Queda de Cabul repercute na imprensa chinesa e representa xadrez geopolítico para Pequim
A tomada de Cabul pelo grupo fundamentalista Taleban repercutiu com força na imprensa e nas redes sociais chinesas. Encabeçado pelas imagens de um helicóptero deixando a embaixada dos Estados Unidos no Afeganistão e pela comparação com cena similar em Saigon –atual Ho Chi Minh, capital do Vietnã–, em 1975, o tópico sobre a crise afegã no Weibo, espécie de Twitter chinês, atraiu mais de 33 milhões de postagens.
“Este é, sem dúvidas, um momento extremamente embaraçoso para os EUA e um duro golpe para o poder americano”, escreveu o jornal oficial Diário do Povo, conhecido como a “voz do Partido Comunista”. “Antes da queda de Saigon, o presidente sul-vietnamita Nguyen Van Thieu denunciou os Estados Unidos por sua traição, [chamando-os] de desumanos, irresponsáveis e não confiáveis.
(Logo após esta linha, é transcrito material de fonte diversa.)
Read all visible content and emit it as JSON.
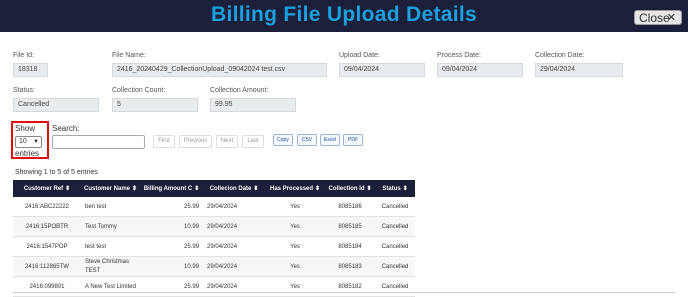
{
  "header": {
    "title": "Billing File Upload Details",
    "close_label": "Close",
    "close_icon": "close-icon"
  },
  "fields": {
    "file_id": {
      "label": "File Id:",
      "value": "18318"
    },
    "file_name": {
      "label": "File Name:",
      "value": "2416_20240429_CollectionUpload_09042024 test.csv"
    },
    "upload_date": {
      "label": "Upload Date:",
      "value": "09/04/2024"
    },
    "process_date": {
      "label": "Process Date:",
      "value": "09/04/2024"
    },
    "collection_date": {
      "label": "Collection Date:",
      "value": "29/04/2024"
    },
    "status": {
      "label": "Status:",
      "value": "Cancelled"
    },
    "collection_count": {
      "label": "Collection Count:",
      "value": "5"
    },
    "collection_amount": {
      "label": "Collection Amount:",
      "value": "99.95"
    }
  },
  "controls": {
    "show_label": "Show",
    "entries_label": "entries",
    "length_value": "10",
    "search_label": "Search:",
    "search_value": "",
    "pager": {
      "first": "First",
      "previous": "Previous",
      "next": "Next",
      "last": "Last"
    },
    "export": {
      "copy": "Copy",
      "csv": "CSV",
      "excel": "Excel",
      "pdf": "PDF"
    }
  },
  "table": {
    "info": "Showing 1 to 5 of 5 entries",
    "columns": [
      "Customer Ref",
      "Customer Name",
      "Billing Amount C",
      "Collecion Date",
      "Has Processed",
      "Collection Id",
      "Status"
    ],
    "rows": [
      [
        "2416:ABC22222",
        "ben test",
        "25.99",
        "29/04/2024",
        "Yes",
        "8085186",
        "Cancelled"
      ],
      [
        "2416:15POBTR",
        "Test Tommy",
        "10.99",
        "29/04/2024",
        "Yes",
        "8085185",
        "Cancelled"
      ],
      [
        "2416:1547POP",
        "test test",
        "25.99",
        "29/04/2024",
        "Yes",
        "8085184",
        "Cancelled"
      ],
      [
        "2416:112865TW",
        "Steve Christmas TEST",
        "10.99",
        "29/04/2024",
        "Yes",
        "8085183",
        "Cancelled"
      ],
      [
        "2416:099801",
        "A New Test Limited",
        "25.99",
        "29/04/2024",
        "Yes",
        "8085182",
        "Cancelled"
      ]
    ]
  },
  "colors": {
    "header_bg": "#1b1f3a",
    "title": "#1aa0dc",
    "highlight": "#dd1111"
  }
}
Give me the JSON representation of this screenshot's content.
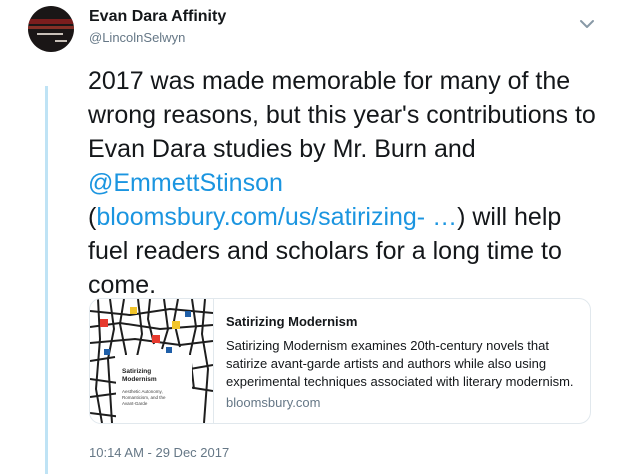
{
  "user": {
    "name": "Evan Dara Affinity",
    "handle": "@LincolnSelwyn"
  },
  "tweet": {
    "text_1": "2017 was made memorable for many of the wrong reasons, but this year's contributions to Evan Dara studies by Mr. Burn and ",
    "mention": "@EmmettStinson",
    "text_2": " (",
    "link": "bloomsbury.com/us/satirizing- …",
    "text_3": ") will help fuel readers and scholars for a long time to come."
  },
  "card": {
    "title": "Satirizing Modernism",
    "description": "Satirizing Modernism examines 20th-century novels that satirize avant-garde artists and authors while also using experimental techniques associated with literary modernism.",
    "domain": "bloomsbury.com",
    "thumb_title": "Satirizing Modernism",
    "thumb_sub": "Aesthetic Autonomy, Romanticism, and the Avant-Garde"
  },
  "timestamp": "10:14 AM - 29 Dec 2017",
  "colors": {
    "link": "#1b95e0",
    "thread_line": "#bfe3f5",
    "secondary_text": "#657786",
    "border": "#e1e8ed"
  },
  "icons": {
    "menu": "chevron-down-icon"
  }
}
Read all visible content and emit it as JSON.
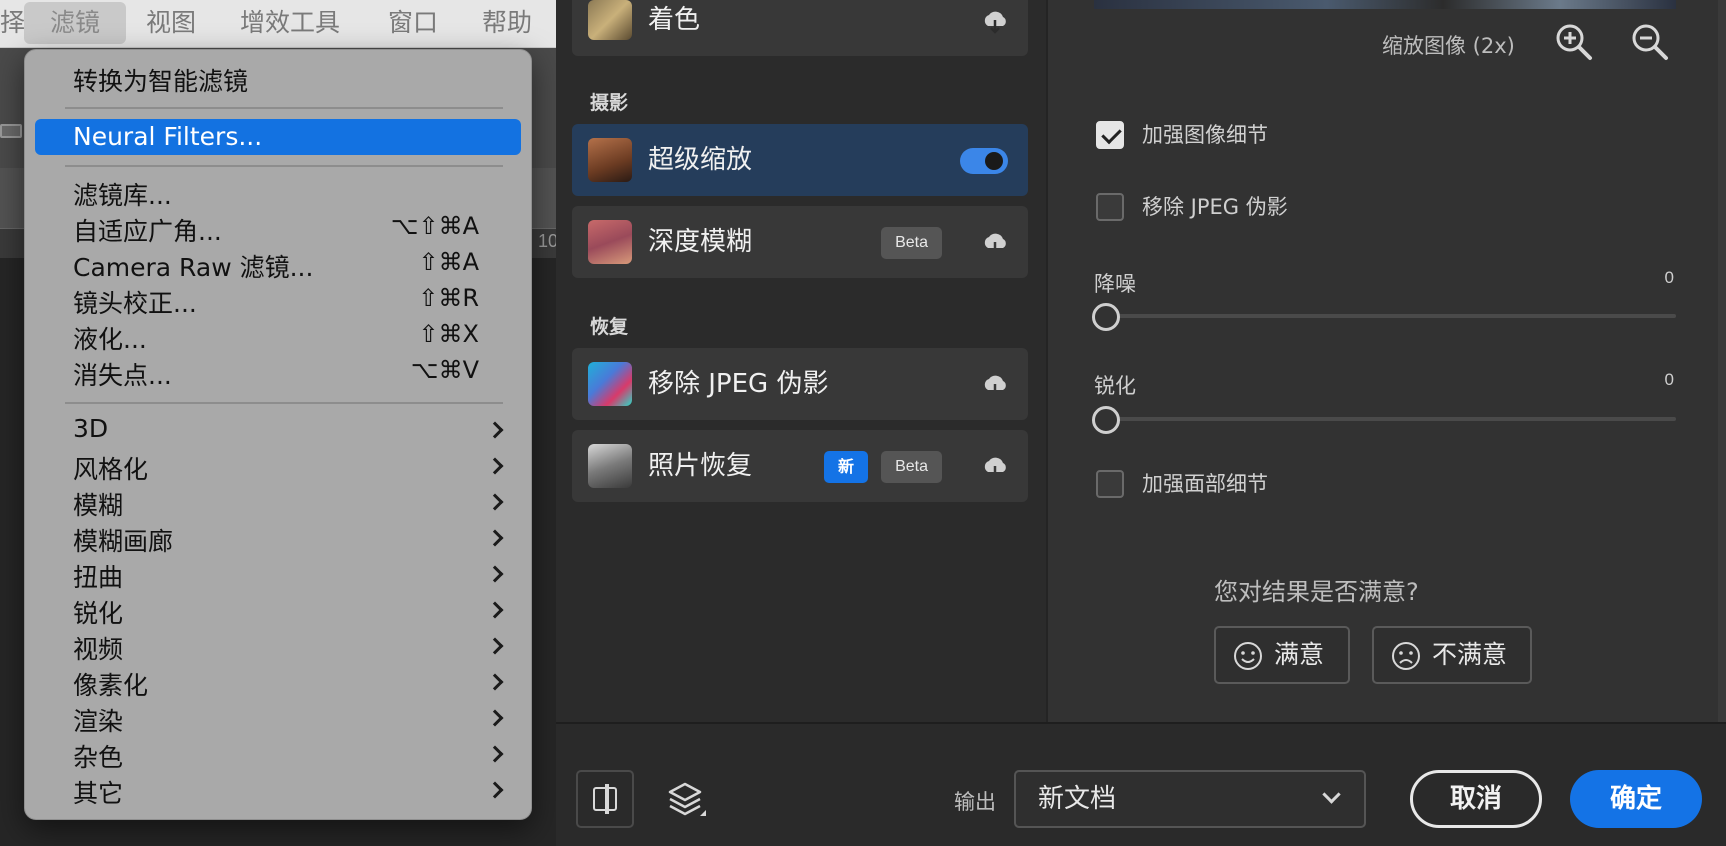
{
  "menubar": {
    "items": [
      "择",
      "滤镜",
      "视图",
      "增效工具",
      "窗口",
      "帮助"
    ]
  },
  "ruler": {
    "tick": "10"
  },
  "filter_menu": {
    "convert_smart": "转换为智能滤镜",
    "neural_filters": "Neural Filters...",
    "items": [
      {
        "label": "滤镜库...",
        "shortcut": ""
      },
      {
        "label": "自适应广角...",
        "shortcut": "⌥⇧⌘A"
      },
      {
        "label": "Camera Raw 滤镜...",
        "shortcut": "⇧⌘A"
      },
      {
        "label": "镜头校正...",
        "shortcut": "⇧⌘R"
      },
      {
        "label": "液化...",
        "shortcut": "⇧⌘X"
      },
      {
        "label": "消失点...",
        "shortcut": "⌥⌘V"
      }
    ],
    "submenus": [
      "3D",
      "风格化",
      "模糊",
      "模糊画廊",
      "扭曲",
      "锐化",
      "视频",
      "像素化",
      "渲染",
      "杂色",
      "其它"
    ]
  },
  "filters_list": {
    "top_item": "着色",
    "section_photo": "摄影",
    "section_restore": "恢复",
    "cards": {
      "super_zoom": {
        "title": "超级缩放"
      },
      "depth_blur": {
        "title": "深度模糊",
        "badge": "Beta"
      },
      "jpeg_removal": {
        "title": "移除 JPEG 伪影"
      },
      "photo_restore": {
        "title": "照片恢复",
        "badge_new": "新",
        "badge_beta": "Beta"
      }
    }
  },
  "settings": {
    "scale_label": "缩放图像 (2x)",
    "enhance_detail": "加强图像细节",
    "remove_jpeg": "移除 JPEG 伪影",
    "noise_label": "降噪",
    "noise_value": "0",
    "sharpen_label": "锐化",
    "sharpen_value": "0",
    "face_detail": "加强面部细节",
    "satisfaction_q": "您对结果是否满意?",
    "satisfied": "满意",
    "unsatisfied": "不满意"
  },
  "bottom": {
    "output_label": "输出",
    "output_value": "新文档",
    "cancel": "取消",
    "ok": "确定"
  }
}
A mesma cena está agora se repetindo no Afeganistão.”
O tom nacionalista dos textos produzidos pela mídia estatal se refletiu nos fóruns virtuais. Enquanto as cenas de desespero dos afegãos corriam o mundo, comentários destacavam a rápida incursão militar dos fundamentalistas como uma humilhação aos americanos.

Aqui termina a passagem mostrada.